Of course, I'd now like that branching and calling instructions be aligned with the proper functions and sections within their segment. While I do not have a strong grasp on segmentation in IDA, I read some other thread such as How to deal with code that change its address among different execution, IDA segmentation problem and Segments in IDA. How to overcome NONAME problem, but none offer a complete solution to what I need, as I do not believe CS/DS and other Intel segments apply here. I could not find any really useful in the IDA PRO book either.

So far, it seems I have accomplish 50% of what I need by doing the following:

  1. Creating a new selector using the Selector subview: View > Open Subviews > Selectors.
  2. Right-click in the subview, select Add Selector.
  3. Created some examples as per figure 1 below.
  4. Using the command-line and SetSegmentAttr function, I've change the selector of one of the segment: SetSegmentAttr(ScreenEA(), SEGATTR_SEL, 1)

As an example, there is a task within the firmware which starts at linear address 0xCAEFD. This tasks is loaded at 0x2C00 in fast memory. As such, I'd like to create a segment containing this task and for which the base address is 0x2C00. While I changed the segment of the block using the procedure above, the offset starts at 0x9EF02 (see figure 2). I expected it to starts at 0x0.

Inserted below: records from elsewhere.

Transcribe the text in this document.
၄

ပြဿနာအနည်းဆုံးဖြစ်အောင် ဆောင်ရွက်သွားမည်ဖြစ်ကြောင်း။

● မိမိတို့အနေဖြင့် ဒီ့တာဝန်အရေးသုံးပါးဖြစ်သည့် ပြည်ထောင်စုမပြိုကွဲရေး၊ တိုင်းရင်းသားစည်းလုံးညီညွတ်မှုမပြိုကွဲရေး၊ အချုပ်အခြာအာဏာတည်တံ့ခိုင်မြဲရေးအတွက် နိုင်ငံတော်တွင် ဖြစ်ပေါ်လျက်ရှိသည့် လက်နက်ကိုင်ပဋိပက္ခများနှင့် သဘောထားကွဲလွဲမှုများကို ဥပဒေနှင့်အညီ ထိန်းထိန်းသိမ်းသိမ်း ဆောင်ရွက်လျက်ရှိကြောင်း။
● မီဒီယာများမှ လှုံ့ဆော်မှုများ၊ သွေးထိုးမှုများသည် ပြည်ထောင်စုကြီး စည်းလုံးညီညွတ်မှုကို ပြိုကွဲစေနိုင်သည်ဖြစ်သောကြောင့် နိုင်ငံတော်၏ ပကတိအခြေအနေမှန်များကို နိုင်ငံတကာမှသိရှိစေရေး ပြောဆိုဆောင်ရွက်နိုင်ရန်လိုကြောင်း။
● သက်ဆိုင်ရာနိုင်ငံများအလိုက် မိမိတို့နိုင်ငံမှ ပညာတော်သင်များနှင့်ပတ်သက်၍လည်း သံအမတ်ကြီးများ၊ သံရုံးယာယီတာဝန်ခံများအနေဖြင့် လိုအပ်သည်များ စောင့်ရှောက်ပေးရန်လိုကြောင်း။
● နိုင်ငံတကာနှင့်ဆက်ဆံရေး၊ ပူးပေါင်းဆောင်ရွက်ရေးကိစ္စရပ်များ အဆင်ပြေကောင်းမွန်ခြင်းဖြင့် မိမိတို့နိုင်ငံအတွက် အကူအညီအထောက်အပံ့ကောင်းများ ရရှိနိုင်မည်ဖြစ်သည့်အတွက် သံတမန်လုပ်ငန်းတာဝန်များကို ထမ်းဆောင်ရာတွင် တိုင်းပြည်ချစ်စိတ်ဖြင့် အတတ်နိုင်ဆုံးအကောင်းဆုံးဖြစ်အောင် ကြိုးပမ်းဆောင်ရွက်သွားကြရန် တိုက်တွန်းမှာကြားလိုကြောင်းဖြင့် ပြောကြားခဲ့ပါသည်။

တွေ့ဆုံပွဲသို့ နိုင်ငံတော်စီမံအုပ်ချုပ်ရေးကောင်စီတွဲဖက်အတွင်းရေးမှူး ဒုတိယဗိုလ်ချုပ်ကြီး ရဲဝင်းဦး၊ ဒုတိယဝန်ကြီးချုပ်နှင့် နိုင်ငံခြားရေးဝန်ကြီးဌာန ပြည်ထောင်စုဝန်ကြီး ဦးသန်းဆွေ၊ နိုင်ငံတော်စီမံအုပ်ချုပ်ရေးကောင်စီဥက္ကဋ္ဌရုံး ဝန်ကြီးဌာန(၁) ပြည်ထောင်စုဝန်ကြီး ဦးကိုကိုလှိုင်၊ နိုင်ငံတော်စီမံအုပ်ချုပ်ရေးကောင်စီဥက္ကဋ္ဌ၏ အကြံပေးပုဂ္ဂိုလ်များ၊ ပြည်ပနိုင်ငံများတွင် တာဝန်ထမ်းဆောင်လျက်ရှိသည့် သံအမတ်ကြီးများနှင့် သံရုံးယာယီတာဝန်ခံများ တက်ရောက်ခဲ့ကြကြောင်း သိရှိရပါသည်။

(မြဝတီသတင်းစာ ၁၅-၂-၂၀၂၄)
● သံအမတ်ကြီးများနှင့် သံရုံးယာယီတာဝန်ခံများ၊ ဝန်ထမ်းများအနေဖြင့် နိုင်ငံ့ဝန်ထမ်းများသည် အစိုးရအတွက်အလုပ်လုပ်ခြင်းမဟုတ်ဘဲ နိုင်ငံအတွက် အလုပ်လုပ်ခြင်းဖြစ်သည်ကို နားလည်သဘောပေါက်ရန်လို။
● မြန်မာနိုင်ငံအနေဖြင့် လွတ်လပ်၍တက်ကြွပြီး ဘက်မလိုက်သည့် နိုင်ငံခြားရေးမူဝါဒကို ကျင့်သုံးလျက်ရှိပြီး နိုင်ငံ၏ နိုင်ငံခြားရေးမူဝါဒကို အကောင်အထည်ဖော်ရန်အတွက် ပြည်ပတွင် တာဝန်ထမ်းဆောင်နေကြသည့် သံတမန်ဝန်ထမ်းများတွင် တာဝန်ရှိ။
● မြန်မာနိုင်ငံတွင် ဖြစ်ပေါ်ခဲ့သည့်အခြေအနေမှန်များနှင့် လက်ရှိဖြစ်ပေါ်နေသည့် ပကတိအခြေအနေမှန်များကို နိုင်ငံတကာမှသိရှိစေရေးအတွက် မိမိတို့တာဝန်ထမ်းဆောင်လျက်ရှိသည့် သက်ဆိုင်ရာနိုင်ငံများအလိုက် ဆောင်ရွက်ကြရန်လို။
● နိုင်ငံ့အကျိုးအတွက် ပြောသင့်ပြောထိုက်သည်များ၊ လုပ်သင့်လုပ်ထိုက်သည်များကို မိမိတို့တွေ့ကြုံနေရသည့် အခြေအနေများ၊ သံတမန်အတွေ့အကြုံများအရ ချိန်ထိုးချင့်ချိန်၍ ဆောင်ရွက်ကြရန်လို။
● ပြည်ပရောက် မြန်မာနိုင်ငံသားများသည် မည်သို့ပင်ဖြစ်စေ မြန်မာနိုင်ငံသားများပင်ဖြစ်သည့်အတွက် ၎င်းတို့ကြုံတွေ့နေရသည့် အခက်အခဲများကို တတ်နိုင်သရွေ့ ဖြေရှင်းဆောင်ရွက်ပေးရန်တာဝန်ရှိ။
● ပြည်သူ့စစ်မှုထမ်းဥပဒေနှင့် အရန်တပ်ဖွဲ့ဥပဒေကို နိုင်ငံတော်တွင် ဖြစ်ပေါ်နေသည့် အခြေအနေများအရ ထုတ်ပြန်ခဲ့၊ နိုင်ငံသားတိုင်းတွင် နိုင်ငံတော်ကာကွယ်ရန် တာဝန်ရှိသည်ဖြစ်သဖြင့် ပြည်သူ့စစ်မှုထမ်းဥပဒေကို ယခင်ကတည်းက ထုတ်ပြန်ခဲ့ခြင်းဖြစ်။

Figure 1: Figure 1: Creating a new selector

Figure 2: Figure 2: Resulting addresses of the segment

I suspect I somewhat need to change the offset somehow. I'm aware of the Move Segment option, but it seems it "physically" change the segment to the address, which I do not want since some tasks share the same base address in fast memory (or are close to each other and will overwrite another task). What are the steps I need to complete in order to isolate each task into its own segment so that branches and calls align? For example, in figure 3, I would like IDA to link the BCND 2C1Dh, geq to the corresponding 0x2C1D location within the segment, rather than the corresponding linear address.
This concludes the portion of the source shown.